Thursday, January 24, 2019

Entry to Sabarimala a big step forward for gender equality? Ask Dalit women


Clearly, the people celebrating this victory at Sabarimala are predominantly dominant caste Hindu women.


Over the past few days, I, as a Dalit woman, have been trying hard to understand the reasons why the entry of two women into the Sabarimala temple was being hailed as a momentous victory for women’s rights in India. I must confess that I attempted in vain to try and see the logic behind this celebration. Finally, the only way I could wrap my head around this was to temporarily stop thinking as a Dalit woman.

I struggled to make this shift in my head. I told myself not to think about ‘intersectionality’. I kept telling myself to analyse this phenomenon in a vacuum (read: without caste). I tried to build a rationale in my head about the need for understanding this only through a ‘gender’ lens. Think as a ‘woman’, not as a Dalit woman, I kept repeating to myself. [I later figured why I could not do this – read on. You will know why.]
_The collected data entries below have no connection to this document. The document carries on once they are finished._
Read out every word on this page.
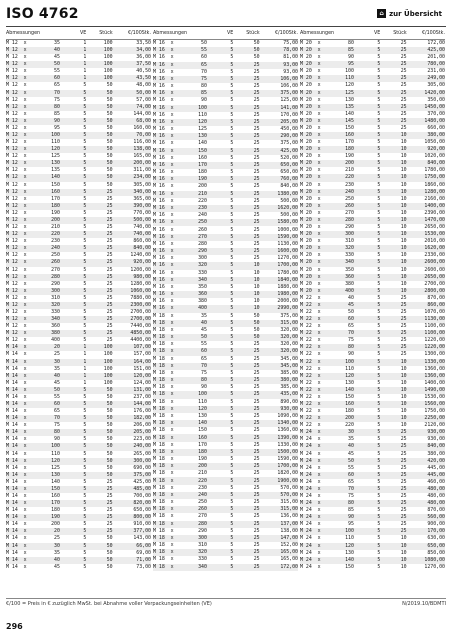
ISO 4762	⌂ zur Übersicht
Abmessungen			VE	Stück	€/100Stk.
M 12	x	35	1	100	33,50
M 12	x	40	1	100	34,00
M 12	x	45	1	100	36,00
M 12	x	50	1	100	37,50
M 12	x	55	1	100	40,50
M 12	x	60	1	100	43,50
M 12	x	65	5	50	48,00
M 12	x	70	5	50	50,00
M 12	x	75	5	50	57,00
M 12	x	80	5	50	74,00
M 12	x	85	5	50	144,00
M 12	x	90	5	50	68,00
M 12	x	95	5	50	160,00
M 12	x	100	5	50	70,00
M 12	x	110	5	50	116,00
M 12	x	120	5	50	138,00
M 12	x	125	5	50	165,00
M 12	x	130	5	50	200,00
M 12	x	135	5	50	311,00
M 12	x	140	5	50	234,00
M 12	x	150	5	50	305,00
M 12	x	160	5	25	340,00
M 12	x	170	5	25	365,00
M 12	x	180	5	25	390,00
M 12	x	190	5	25	770,00
M 12	x	200	5	25	500,00
M 12	x	210	5	25	740,00
M 12	x	220	5	25	740,00
M 12	x	230	5	25	860,00
M 12	x	240	5	25	840,00
M 12	x	250	5	25	1240,00
M 12	x	260	5	25	920,00
M 12	x	270	5	25	1200,00
M 12	x	280	5	25	980,00
M 12	x	290	5	25	1280,00
M 12	x	300	5	25	1060,00
M 12	x	310	5	25	7880,00
M 12	x	320	5	25	2300,00
M 12	x	330	5	25	2700,00
M 12	x	340	5	25	2700,00
M 12	x	360	5	25	7440,00
M 12	x	380	5	25	4850,00
M 12	x	400	5	25	4400,00
M 14	x	20	1	100	107,00
M 14	x	25	1	100	157,00
M 14	x	30	1	100	164,00
M 14	x	35	1	100	151,00
M 14	x	40	1	100	120,00
M 14	x	45	1	100	124,00
M 14	x	50	5	50	131,00
M 14	x	55	5	50	237,00
M 14	x	60	5	50	144,00
M 14	x	65	5	50	176,00
M 14	x	70	5	50	182,00
M 14	x	75	5	50	206,00
M 14	x	80	5	50	205,00
M 14	x	90	5	50	223,00
M 14	x	100	5	50	240,00
M 14	x	110	5	50	265,00
M 14	x	120	5	50	300,00
M 14	x	125	5	50	690,00
M 14	x	130	5	50	375,00
M 14	x	140	5	25	425,00
M 14	x	150	5	25	485,00
M 14	x	160	5	25	700,00
M 14	x	170	5	25	820,00
M 14	x	180	5	25	650,00
M 14	x	190	5	25	800,00
M 14	x	200	5	25	910,00
M 14	x	20	5	25	377,00
M 14	x	25	5	50	143,00
M 14	x	30	5	50	66,00
M 14	x	35	5	50	69,00
M 14	x	40	5	50	71,00
M 14	x	45	5	50	73,00
Abmessungen			VE	Stück	€/100Stk.
M 16	x	50	5	50	75,00
M 16	x	55	5	50	78,00
M 16	x	60	5	50	81,00
M 16	x	65	5	25	93,00
M 16	x	70	5	25	93,00
M 16	x	75	5	25	106,00
M 16	x	80	5	25	106,00
M 16	x	85	5	25	375,00
M 16	x	90	5	25	125,00
M 16	x	100	5	25	141,00
M 16	x	110	5	25	170,00
M 16	x	120	5	25	205,00
M 16	x	125	5	25	450,00
M 16	x	130	5	25	290,00
M 16	x	140	5	25	375,00
M 16	x	150	5	25	425,00
M 16	x	160	5	25	520,00
M 16	x	170	5	25	650,00
M 16	x	180	5	25	650,00
M 16	x	190	5	25	760,00
M 16	x	200	5	25	840,00
M 16	x	210	5	25	1380,00
M 16	x	220	5	25	500,00
M 16	x	230	5	25	1620,00
M 16	x	240	5	25	500,00
M 16	x	250	5	25	1580,00
M 16	x	260	5	25	1000,00
M 16	x	270	5	25	1590,00
M 16	x	280	5	25	1130,00
M 16	x	290	5	25	1600,00
M 16	x	300	5	25	1270,00
M 16	x	320	5	10	1700,00
M 16	x	330	5	10	1780,00
M 16	x	340	5	10	1840,00
M 16	x	350	5	10	1880,00
M 16	x	360	5	10	1980,00
M 16	x	380	5	10	2000,00
M 16	x	400	5	10	2990,00
M 18	x	35	5	50	375,00
M 18	x	40	5	50	315,00
M 18	x	45	5	50	320,00
M 18	x	50	5	50	320,00
M 18	x	55	5	25	320,00
M 18	x	60	5	25	320,00
M 18	x	65	5	25	345,00
M 18	x	70	5	25	345,00
M 18	x	75	5	25	385,00
M 18	x	80	5	25	380,00
M 18	x	90	5	25	385,00
M 18	x	100	5	25	435,00
M 18	x	110	5	25	890,00
M 18	x	120	5	25	930,00
M 18	x	130	5	25	1090,00
M 18	x	140	5	25	1340,00
M 18	x	150	5	25	1360,00
M 18	x	160	5	25	1390,00
M 18	x	170	5	25	1330,00
M 18	x	180	5	25	1500,00
M 18	x	190	5	25	1590,00
M 18	x	200	5	25	1700,00
M 18	x	210	5	25	1820,00
M 18	x	220	5	25	1900,00
M 18	x	230	5	25	570,00
M 18	x	240	5	25	570,00
M 18	x	250	5	25	315,00
M 18	x	260	5	25	315,00
M 18	x	270	5	25	136,00
M 18	x	280	5	25	137,00
M 18	x	290	5	25	138,00
M 18	x	300	5	25	147,00
M 18	x	310	5	25	152,00
M 18	x	320	5	25	165,00
M 18	x	330	5	25	165,00
M 18	x	340	5	25	172,00
Abmessungen			VE	Stück	€/100Stk.
M 20	x	80	5	25	172,00
M 20	x	85	5	25	425,00
M 20	x	90	5	25	201,00
M 20	x	95	5	25	780,00
M 20	x	100	5	25	231,00
M 20	x	110	5	25	249,00
M 20	x	120	5	25	305,00
M 20	x	125	5	25	1420,00
M 20	x	130	5	25	350,00
M 20	x	135	5	25	1450,00
M 20	x	140	5	25	370,00
M 20	x	145	5	25	1480,00
M 20	x	150	5	25	660,00
M 20	x	160	5	10	380,00
M 20	x	170	5	10	1050,00
M 20	x	180	5	10	920,00
M 20	x	190	5	10	1020,00
M 20	x	200	5	10	840,00
M 20	x	210	5	10	1780,00
M 20	x	220	5	10	1750,00
M 20	x	230	5	10	1860,00
M 20	x	240	5	10	1280,00
M 20	x	250	5	10	2160,00
M 20	x	260	5	10	1400,00
M 20	x	270	5	10	2390,00
M 20	x	280	5	10	1470,00
M 20	x	290	5	10	2650,00
M 20	x	300	5	10	1530,00
M 20	x	310	5	10	2010,00
M 20	x	320	5	10	1620,00
M 20	x	330	5	10	2330,00
M 20	x	340	5	10	2600,00
M 20	x	350	5	10	2600,00
M 20	x	360	5	10	2650,00
M 20	x	380	5	10	2700,00
M 20	x	400	5	10	2800,00
M 22	x	40	5	25	870,00
M 22	x	45	5	25	860,00
M 22	x	50	5	25	1070,00
M 22	x	60	5	25	1130,00
M 22	x	65	5	25	1100,00
M 22	x	70	5	25	1100,00
M 22	x	75	5	25	1220,00
M 22	x	80	5	25	1220,00
M 22	x	90	5	25	1300,00
M 22	x	100	5	10	1330,00
M 22	x	110	5	10	1360,00
M 22	x	120	5	10	1360,00
M 22	x	130	5	10	1400,00
M 22	x	140	5	10	1490,00
M 22	x	150	5	10	1530,00
M 22	x	160	5	10	1560,00
M 22	x	180	5	10	1750,00
M 22	x	200	5	10	2250,00
M 22	x	220	5	10	2120,00
M 24	x	30	5	25	930,00
M 24	x	35	5	25	930,00
M 24	x	40	5	25	840,00
M 24	x	45	5	25	380,00
M 24	x	50	5	25	420,00
M 24	x	55	5	25	445,00
M 24	x	60	5	25	445,00
M 24	x	65	5	25	460,00
M 24	x	70	5	25	480,00
M 24	x	75	5	25	480,00
M 24	x	80	5	25	480,00
M 24	x	85	5	25	870,00
M 24	x	90	5	25	560,00
M 24	x	95	5	25	900,00
M 24	x	100	5	25	170,00
M 24	x	110	5	10	630,00
M 24	x	120	5	10	650,00
M 24	x	130	5	10	850,00
M 24	x	140	5	10	1080,00
M 24	x	150	5	10	1270,00
€/100 = Preis in € zuzüglich MwSt. bei Abnahme voller Verpackungseinheiten (VE)	N/2019.10/BDMTI
296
What is being celebrated? Who are the folks calling this a big step forward in women’s rights? How does the entry into the Sabarimala temple signal freedom for women?

Clearly, the people celebrating this victory at Sabarimala are predominantly dominant caste Hindu women. No single person is ever representative of the entire community and the same holds true for Dalit women as well. From an anti-caste feminist stand-point, the savarna-led feminist movement’s pressure to see this as a great victory for women – all the while being caste-blind – is reductionist, self-centred and hypocritical. There are three reasons I say so.

Dismantling patriarchy for gender equality?
For a long time, I assumed that the feminist movement in India aimed to puncture patriarchy. This primarily indicates that the path to gender equality meant freedom from male control, which in turn meant applying the brakes on obeisance to men.

For the life of me, I do not understand how ‘patriarchy’ is attacked when women devotees bow down before male priests and a male celibate god? Where in this spectrum lies the end of misogyny? So can somebody please explain to me how and why is the savarna women-led feminist movement in India claiming this to be a historic win for women rights?